Concern from carabinieri

My wife and I booked a transatlantic cruise on Celebrity’s Galaxy, sailing from Galveston to Civitavecchia (for Rome) in May ’05. The crossing was uneventful, we found it even boring, during the five consecutive days at sea. Except for a complete breakdown in our dining arrangements and a final billing error, the food and service on board were very good, although not up to the standards we had experienced in two previous cruises aboard their sister ship Mercury.

One reason for booking this cruise was to return to Rome and once again visit the Vatican and the Sistine Chapel plus see sites we had missed on an earlier visit.

On our first day in Rome, we hurriedly decided to go out for lunch, and I let my guard down. Because my money belt strap had broken a few days earlier, I carried my wallet with me, taking the precaution of moving it from its customary place in my hip pocket to my left-front pocket. This didn’t deter the pickpocket one bit.

We boarded a city bus outside our hotel. At our stop, as we attempted to leave the bus through the rear exit, a group of teenagers rushed the doorway, surrounding and crowding both my wife and me. They even rendered my wife immobile by standing on her feet! At the same time, I was trying to indicate that we wanted to get out of the bus.

Then I felt it: an almost imperceptible touch and movement in my left-front pocket. An immediate check confirmed that the wallet was gone.

I started shouting, “Which one of you ___ stole my wallet?!” That got the attention of some of the other passengers, locals, who blocked the crowded doorway and prevented the thieves from getting off the bus. One gentleman confronted the group and even began to frisk those closest to him.

Another gentleman driving past noticed the commotion, asked what had happened and used his cell phone to call the police. He stayed until the police concluded their investigation.
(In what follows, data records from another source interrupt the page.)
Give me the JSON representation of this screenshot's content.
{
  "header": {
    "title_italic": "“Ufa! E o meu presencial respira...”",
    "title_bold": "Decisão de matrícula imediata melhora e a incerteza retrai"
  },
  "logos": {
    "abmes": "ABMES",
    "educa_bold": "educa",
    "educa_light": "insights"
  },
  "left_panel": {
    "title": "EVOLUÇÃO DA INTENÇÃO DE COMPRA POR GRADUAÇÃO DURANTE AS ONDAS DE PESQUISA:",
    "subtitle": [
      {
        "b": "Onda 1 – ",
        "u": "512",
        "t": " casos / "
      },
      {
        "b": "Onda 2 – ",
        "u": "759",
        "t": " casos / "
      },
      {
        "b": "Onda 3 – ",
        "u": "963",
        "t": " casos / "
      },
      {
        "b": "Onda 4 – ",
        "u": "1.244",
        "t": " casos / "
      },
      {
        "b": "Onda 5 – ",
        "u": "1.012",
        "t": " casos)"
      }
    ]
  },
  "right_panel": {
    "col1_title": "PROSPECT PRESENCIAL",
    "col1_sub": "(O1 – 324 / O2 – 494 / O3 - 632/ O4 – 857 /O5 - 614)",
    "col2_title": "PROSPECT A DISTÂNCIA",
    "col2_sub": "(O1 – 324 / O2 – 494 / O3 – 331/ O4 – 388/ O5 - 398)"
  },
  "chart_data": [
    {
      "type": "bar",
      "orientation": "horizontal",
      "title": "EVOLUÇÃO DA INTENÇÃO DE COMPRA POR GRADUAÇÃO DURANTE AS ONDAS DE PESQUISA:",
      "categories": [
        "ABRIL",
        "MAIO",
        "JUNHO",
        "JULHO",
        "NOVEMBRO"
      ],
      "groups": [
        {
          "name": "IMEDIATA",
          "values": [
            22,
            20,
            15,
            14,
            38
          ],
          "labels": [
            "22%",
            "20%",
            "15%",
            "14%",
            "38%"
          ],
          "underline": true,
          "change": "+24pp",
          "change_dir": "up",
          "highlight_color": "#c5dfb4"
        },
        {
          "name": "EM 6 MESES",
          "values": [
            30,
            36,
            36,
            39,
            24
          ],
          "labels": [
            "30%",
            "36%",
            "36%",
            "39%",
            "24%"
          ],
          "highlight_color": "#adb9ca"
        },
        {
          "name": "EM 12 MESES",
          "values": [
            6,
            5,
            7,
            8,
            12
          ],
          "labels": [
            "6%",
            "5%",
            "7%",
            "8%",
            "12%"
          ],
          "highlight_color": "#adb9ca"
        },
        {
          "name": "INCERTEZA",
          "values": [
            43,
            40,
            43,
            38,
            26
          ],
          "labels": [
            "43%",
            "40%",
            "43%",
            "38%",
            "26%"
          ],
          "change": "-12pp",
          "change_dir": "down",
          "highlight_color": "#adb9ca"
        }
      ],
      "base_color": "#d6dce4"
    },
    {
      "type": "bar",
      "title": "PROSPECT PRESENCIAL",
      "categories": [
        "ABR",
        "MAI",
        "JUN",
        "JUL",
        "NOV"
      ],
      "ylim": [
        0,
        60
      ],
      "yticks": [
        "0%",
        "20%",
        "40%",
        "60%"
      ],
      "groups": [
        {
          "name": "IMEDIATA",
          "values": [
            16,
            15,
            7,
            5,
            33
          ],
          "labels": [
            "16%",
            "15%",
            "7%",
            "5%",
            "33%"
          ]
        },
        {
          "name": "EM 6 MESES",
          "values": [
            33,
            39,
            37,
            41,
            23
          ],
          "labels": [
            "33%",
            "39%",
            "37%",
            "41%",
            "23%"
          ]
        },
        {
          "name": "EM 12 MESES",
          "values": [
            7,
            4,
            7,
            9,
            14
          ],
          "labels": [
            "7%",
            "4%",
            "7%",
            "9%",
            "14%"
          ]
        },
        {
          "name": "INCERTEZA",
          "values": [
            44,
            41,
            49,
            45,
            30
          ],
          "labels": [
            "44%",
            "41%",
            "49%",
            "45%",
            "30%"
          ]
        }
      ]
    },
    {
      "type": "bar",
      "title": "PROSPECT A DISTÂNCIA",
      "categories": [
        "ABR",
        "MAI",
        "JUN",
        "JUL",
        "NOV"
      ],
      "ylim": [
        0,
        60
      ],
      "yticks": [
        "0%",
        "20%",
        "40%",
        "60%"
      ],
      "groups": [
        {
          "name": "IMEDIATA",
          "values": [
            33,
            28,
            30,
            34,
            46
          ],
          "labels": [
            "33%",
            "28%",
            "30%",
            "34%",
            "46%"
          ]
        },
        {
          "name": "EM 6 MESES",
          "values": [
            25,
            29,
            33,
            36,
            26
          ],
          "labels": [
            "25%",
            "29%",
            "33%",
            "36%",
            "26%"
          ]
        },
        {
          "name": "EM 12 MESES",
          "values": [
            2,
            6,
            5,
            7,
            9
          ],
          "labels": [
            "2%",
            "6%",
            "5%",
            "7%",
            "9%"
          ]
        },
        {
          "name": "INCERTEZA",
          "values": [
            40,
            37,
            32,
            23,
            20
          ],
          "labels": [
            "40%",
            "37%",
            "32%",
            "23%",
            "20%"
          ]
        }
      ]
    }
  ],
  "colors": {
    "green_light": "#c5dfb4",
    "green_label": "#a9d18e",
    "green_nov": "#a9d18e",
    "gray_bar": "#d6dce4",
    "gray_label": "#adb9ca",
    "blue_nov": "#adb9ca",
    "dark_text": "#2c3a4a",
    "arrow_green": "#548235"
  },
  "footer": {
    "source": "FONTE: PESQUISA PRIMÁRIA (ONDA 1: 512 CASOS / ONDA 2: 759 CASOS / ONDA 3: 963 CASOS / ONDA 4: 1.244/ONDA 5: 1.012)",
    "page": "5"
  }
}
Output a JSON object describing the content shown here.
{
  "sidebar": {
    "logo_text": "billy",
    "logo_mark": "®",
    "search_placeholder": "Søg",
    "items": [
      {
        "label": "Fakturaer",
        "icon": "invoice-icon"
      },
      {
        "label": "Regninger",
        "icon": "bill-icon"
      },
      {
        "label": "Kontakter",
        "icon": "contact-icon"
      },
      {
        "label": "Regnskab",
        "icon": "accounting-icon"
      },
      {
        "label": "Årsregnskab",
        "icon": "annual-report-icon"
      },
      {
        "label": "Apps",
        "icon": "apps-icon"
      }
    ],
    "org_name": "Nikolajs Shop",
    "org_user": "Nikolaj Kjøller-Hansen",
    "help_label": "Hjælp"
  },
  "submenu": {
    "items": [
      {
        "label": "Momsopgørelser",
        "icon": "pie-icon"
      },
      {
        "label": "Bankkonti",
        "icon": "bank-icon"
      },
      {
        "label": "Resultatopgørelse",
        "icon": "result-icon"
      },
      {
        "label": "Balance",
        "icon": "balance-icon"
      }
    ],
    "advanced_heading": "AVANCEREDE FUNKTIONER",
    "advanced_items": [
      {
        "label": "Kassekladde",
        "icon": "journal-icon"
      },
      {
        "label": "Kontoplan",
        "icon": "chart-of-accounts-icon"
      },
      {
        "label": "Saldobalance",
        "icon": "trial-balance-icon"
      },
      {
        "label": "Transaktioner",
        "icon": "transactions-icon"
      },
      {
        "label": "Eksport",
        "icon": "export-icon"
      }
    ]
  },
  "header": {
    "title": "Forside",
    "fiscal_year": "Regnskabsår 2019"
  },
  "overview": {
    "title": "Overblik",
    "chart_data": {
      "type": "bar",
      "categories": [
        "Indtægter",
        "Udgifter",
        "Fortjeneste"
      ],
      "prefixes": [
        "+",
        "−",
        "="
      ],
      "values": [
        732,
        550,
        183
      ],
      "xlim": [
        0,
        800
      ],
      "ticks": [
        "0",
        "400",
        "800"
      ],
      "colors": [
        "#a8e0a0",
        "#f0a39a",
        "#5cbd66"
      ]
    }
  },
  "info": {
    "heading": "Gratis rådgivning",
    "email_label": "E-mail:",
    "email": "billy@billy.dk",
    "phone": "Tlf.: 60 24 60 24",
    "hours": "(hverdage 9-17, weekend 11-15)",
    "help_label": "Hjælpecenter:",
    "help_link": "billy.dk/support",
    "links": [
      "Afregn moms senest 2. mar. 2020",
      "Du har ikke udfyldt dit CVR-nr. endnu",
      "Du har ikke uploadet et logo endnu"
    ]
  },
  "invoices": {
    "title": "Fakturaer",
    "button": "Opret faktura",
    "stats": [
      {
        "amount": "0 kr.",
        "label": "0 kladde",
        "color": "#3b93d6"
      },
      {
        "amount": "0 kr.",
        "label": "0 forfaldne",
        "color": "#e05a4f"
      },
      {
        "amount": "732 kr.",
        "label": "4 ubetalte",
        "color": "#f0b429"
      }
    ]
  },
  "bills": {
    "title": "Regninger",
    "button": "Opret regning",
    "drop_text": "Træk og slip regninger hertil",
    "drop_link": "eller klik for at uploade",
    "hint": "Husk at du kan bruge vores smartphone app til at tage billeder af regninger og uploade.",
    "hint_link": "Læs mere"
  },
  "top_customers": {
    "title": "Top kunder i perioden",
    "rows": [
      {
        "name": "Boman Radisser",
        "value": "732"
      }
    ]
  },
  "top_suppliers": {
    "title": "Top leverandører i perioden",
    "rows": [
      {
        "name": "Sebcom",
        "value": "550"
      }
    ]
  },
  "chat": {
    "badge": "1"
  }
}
Meanwhile, the bus driver had turned off the engine and was holding the remaining passengers on board. The carabinieri arrived very quickly and just as quickly started their investigation. They had me watch each passenger as he/she exited the bus, holding those whom I identified as possibly being the thieves. Five young Gypsies, four male and one female, were detained on the bus and questioned by the two responding officers.

These same two officers also conducted a thorough — but unsuccessful — search of the bus assisted by the driver, even looking outside and under the vehicle and breaking open a trash container near the back doors of the bus.

During all this activity, two more carabinieri cars arrived, making a total of six officers on the scene. One of the original policemen asked us if we would go to the central police station to file a report, to which we eagerly replied “Yes!”

The five suspects were loaded into two of the police cars and we were placed in the third, an Alfa Romeo squad car. Our little convoy roared rapidly across Rome — lights flashing, sirens blaring, speed limits totally ignored. My wife and I agreed that we couldn’t have purchased a travel experience like that ride across the city.

At headquarters, we were escorted into the lieutenant’s office, who apologized for not speaking English well enough. We assured him that we had no trouble understanding him. Later we realized that he wanted the statements we were to give to be as accurate as possible, as he called for an interpreter from their Consulate. In about half an hour, she arrived, ready to relay questions and responses.

It was at this point that we began to realize how absolutely kind and considerate these people were. The interpreter, for example, offered us cash out of her pocket, which she said we could repay when we got home. (Luckily, our passports and some other cash were in the hotel safe, and my wife carried a third credit card which the thieves didn’t get.)

The lieutenant and his officers kept us supplied with ice-cold bottled water. When they offered coffee, I asked if it was espresso (one of my weaknesses), and they brought me a fresh, hot cup. Further, the lieutenant insisted that we make telephone calls (at their expense) to cancel our stolen credit cards.

We found out that the suspects were Gypsies from Romania, that they had been thoroughly searched, that they would spend the night in jail and that they would appear before a judge the next morning. Our statements would be presented as evidence against them.

Before we left the station, the lieutenant provided us with typed, signed and officially stamped copies of our statements (in Italian, of course). We were then escorted from the building, placed in yet another police car and taken back to our hotel. This ride was considerably more peaceful than the first one.

At the hotel, our farewells and handshakes with the two officers who brought us back were warm and friendly. When we turned at the door, smiled and waved one last good-bye to them, the obvious looks of curiosity on the faces of bystanders at the hotel entrance were priceless.

We even made a friend of the hotel manager, who also showed great kindness and sympathy for our plight. The next day, she told us that she heard on the radio that morning that the police had rounded up a gang of Gypsies from Romania who had been conducting a kind of “school for thieves” just outside Rome. An interesting coincidence.

Looking back on the experience, we couldn’t have been treated better. Everyone involved in this entire unfortunate incident (except the thieves, of course) treated us with respect, dignity, courtesy, kindness and friendliness.